(NewsNation) — There is a growing controversy taking shape along U.S. highways as American truckers claim they’re being undercut by foreign drivers through a practice known as “cabotage.”
By law, Mexican and Canadian drivers can bring freight across the border and back, but aren’t allowed to pick up deliveries within the U.S. According to Chris Spear, President and CEO of the American Trucking Associations, some foreign drivers are increasingly breaking the rules and are delivering loads domestically in the U.S., costing American drivers their jobs.
“Shady carriers, employers, businesses are taking that Mexican driver out of the truck, putting it in their truck and moving loads domestically. That’s illegal. It’s cabotage.
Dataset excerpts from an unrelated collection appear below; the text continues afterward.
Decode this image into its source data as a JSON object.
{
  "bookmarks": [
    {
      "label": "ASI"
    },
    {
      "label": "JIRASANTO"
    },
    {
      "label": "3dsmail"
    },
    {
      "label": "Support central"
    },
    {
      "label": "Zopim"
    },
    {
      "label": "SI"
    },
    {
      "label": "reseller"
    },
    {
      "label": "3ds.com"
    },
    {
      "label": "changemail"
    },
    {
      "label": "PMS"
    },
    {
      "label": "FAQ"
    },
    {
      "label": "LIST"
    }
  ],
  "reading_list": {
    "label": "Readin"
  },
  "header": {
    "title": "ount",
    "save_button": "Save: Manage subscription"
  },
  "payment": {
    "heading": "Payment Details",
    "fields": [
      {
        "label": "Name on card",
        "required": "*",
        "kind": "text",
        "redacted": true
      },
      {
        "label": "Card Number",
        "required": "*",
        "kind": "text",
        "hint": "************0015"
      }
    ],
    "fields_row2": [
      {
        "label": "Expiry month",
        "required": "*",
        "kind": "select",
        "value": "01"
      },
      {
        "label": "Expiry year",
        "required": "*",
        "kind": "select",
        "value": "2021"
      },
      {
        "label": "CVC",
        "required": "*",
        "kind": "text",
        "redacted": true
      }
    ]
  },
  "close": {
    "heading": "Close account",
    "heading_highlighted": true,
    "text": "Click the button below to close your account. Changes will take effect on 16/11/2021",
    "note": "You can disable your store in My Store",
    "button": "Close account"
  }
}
Those loads are reserved for U.S. drivers,” Spear told NewsNation.
According to Spear, the Trump administration is trying to crack down on this practice that he claims has become widespread.
“We believe it’s a practice that’s surging,” Spear said. “We’ve been communicating with the secretaries of homeland security as well as transportation, to really focus our resources on this practice and go after the shady carriers in the U.S. that are illegally using these drivers to move domestic freight.”
Spear said the practice is quite profitable as foreign drivers are paid much less, but nevertheless, it needs to stop.
“It’s a fairness issue, and we just simply cannot continue to undercut loads that are reserved for U.S. domestic drivers,” Spear said.